In an earlier blog post, we spoke about typical predictive models that are built in a CRM setting: the propensity of a customer to transact (either unconditionally, or of a specific type or in a specific product category), churn, repeat a transaction etc. In this pot, we shall discuss an additional model type, namely the propensity to engage with a brand when targeted through a specific channel.
Currently, businesses have multiple channels through which they can contact customers: SMS, Email, WhatsApp, App Notifications etc. These vary by both cost and effectiveness – naturally, the channels that cost more tend to have a higher engagement rate! So, the obvious question before a decision maker is, how to pick the channel to use, and for whom?
There are a number of factors that play into this – budgets, channel effectiveness, the possibility of using a combination of outreaches to achieve the objective and other practical constraints.
Imagine a setting where we have an overall budget, a set of channels, and historically observed response effectiveness scores for each channel. At a broad level, we can model this as follows:
Feature engineering
Whenever we are faced with a modelling question of this nature, we can reframe it as: Given what we know today, can we predict…?
The key phrase there is: what we know today. Obviously, this includes the kind of features we were computing anyway for the other model types. However, we might need to focus a bit more on features that track past outreaches and their corresponding response. For instance:
- How many outreaches did we make to this customer in the last N days? (Overall and by channel)
- What percentage of these outreaches (overall and by channel) resulted in a delivery/open/read/click/transaction event?
- What was the specific response status of the last few outreaches (overall and by channel)?
These matter especially when it comes to predicting something like WhatsApp delivery because, more than the customer’s favourite purchase category, it is the past engagement history through WhatsApp that is more likely to determine whether the next message will get delivered.
Model building pipeline
This will be somewhat like the way other models are built, but with one crucial difference: The data here will not be for all customers, but rather for customers who have actually been targeted in the past.
For instance, consider the problem of predicting who will read a WhatsApp message. Out of a database of, say 1M customers, let us assume that 200K were targeted through WhatsApp in the week of 6-12 Jan 2025. For these 200K customers, we can calculate the feature list as of the end of 5 Jan 2025. We can then calculate the target variable as 1 or 0 if they read the message sent to them between 6-12 Jan 2025.
By doing this over a period of several weeks, we can collate data about which customers responded to their outreach, and how it correlates with what we knew about them prior to that outreach. It is possible that the same customer appears in the dataset based on the measurement at different points in time. This way, if there is a customer whose other characteristics remained more or less the same, but response changed based on the outreach history, it gets captured within the model.

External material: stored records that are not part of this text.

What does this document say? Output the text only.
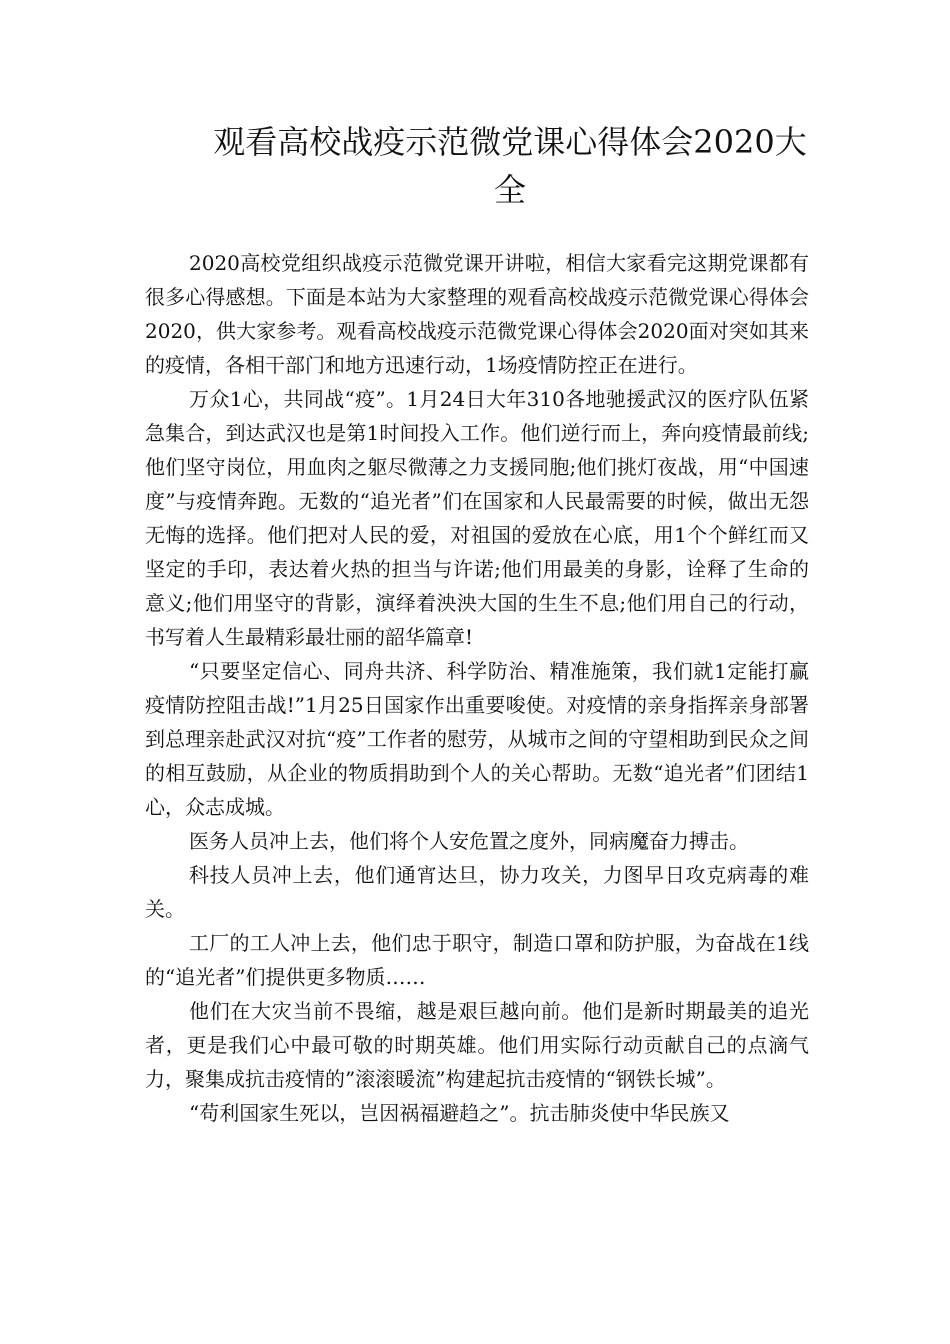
观看高校战疫示范微党课心得体会2020大全

2020高校党组织战疫示范微党课开讲啦，相信大家看完这期党课都有很多心得感想。下面是本站为大家整理的观看高校战疫示范微党课心得体会2020，供大家参考。观看高校战疫示范微党课心得体会2020面对突如其来的疫情，各相干部门和地方迅速行动，1场疫情防控正在进行。

万众1心，共同战“疫”。1月24日大年310各地驰援武汉的医疗队伍紧急集合，到达武汉也是第1时间投入工作。他们逆行而上，奔向疫情最前线;他们坚守岗位，用血肉之躯尽微薄之力支援同胞;他们挑灯夜战，用“中国速度”与疫情奔跑。无数的“追光者”们在国家和人民最需要的时候，做出无怨无悔的选择。他们把对人民的爱，对祖国的爱放在心底，用1个个鲜红而又坚定的手印，表达着火热的担当与许诺;他们用最美的身影，诠释了生命的意义;他们用坚守的背影，演绎着泱泱大国的生生不息;他们用自己的行动，书写着人生最精彩最壮丽的韶华篇章!

“只要坚定信心、同舟共济、科学防治、精准施策，我们就1定能打赢疫情防控阻击战!”1月25日国家作出重要唆使。对疫情的亲身指挥亲身部署到总理亲赴武汉对抗“疫”工作者的慰劳，从城市之间的守望相助到民众之间的相互鼓励，从企业的物质捐助到个人的关心帮助。无数“追光者”们团结1心，众志成城。

医务人员冲上去，他们将个人安危置之度外，同病魔奋力搏击。

科技人员冲上去，他们通宵达旦，协力攻关，力图早日攻克病毒的难关。

工厂的工人冲上去，他们忠于职守，制造口罩和防护服，为奋战在1线的“追光者”们提供更多物质……

他们在大灾当前不畏缩，越是艰巨越向前。他们是新时期最美的追光者，更是我们心中最可敬的时期英雄。他们用实际行动贡献自己的点滴气力，聚集成抗击疫情的”滚滚暖流”构建起抗击疫情的“钢铁长城”。

“苟利国家生死以，岂因祸福避趋之”。抗击肺炎使中华民族又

The rest of the pipeline remains the same.
Performance evaluation
There is an interesting aspect to performance evaluation when it comes to channel response models. This has to do with practical constraints. For example, WhatsApp message sending may be curtailed if the read rate of marketing messages is lower than a certain threshold. This means that we want to restrict our message sending to the appropriate subset of customers wherein the read rate is maintained.
What does this mean from a performance evaluation standpoint?
Imagine that we do a validation of our model on 100k customers from historical data. To simplify, use the example we discussed in the previous section, and imagine that 80k out of the 200k customers who were targeted between 6-12 Jan 2025 are used for validation. Which means, the model is built on the remaining 120k customers, and it is used to generate scores for these 80k customers in the validation sample. Let us take these 80k customers and divide them into 10 deciles based on the model score – the first decile contains customers with the top 10% of scores, the second decile contains those with the next 10% and so on. The table below depicts the actual response seen in each of these deciles (since this is from the historical data, we already have that information).
Decile | #Customers | #Read | Cumulative #Read | %Read of Total Read (Cumulative) | %Read of Total Targeted (Cumulative) |
1 | 8000 | 6000 | 6000 | 30% | 75% |
2 | 8000 | 5000 | 11000 | 55% | 69% |
3 | 8000 | 3000 | 14000 | 70% | 58% |
4 | 8000 | 1600 | 15600 | 78% | 49% |
5 | 8000 | 1400 | 17000 | 85% | 43% |
6 | 8000 | 1000 | 18000 | 90% | 38% |
7 | 8000 | 800 | 18800 | 94% | 34% |
8 | 8000 | 600 | 19400 | 97% | 30% |
9 | 8000 | 400 | 19800 | 99% | 28% |
10 | 8000 | 200 | 20000 | 100% | 25% |
If we wish to ensure a read rate of at least 40%, then we can target the top 5 deciles, which has historically given us a rate of 43% according to the table above. On the other hand, if there is no read rate constraint and we wish to target enough people to get at least 75% of those who might read the message, then the top 4 deciles will do.
In conclusion…
Solving the budget allocation problem for various channels requires a lot of moving parts to be resolved. But better decisions are made with better data, so predicting the likely effectiveness of each channel at a customer level allows us to then make the best decision at that level.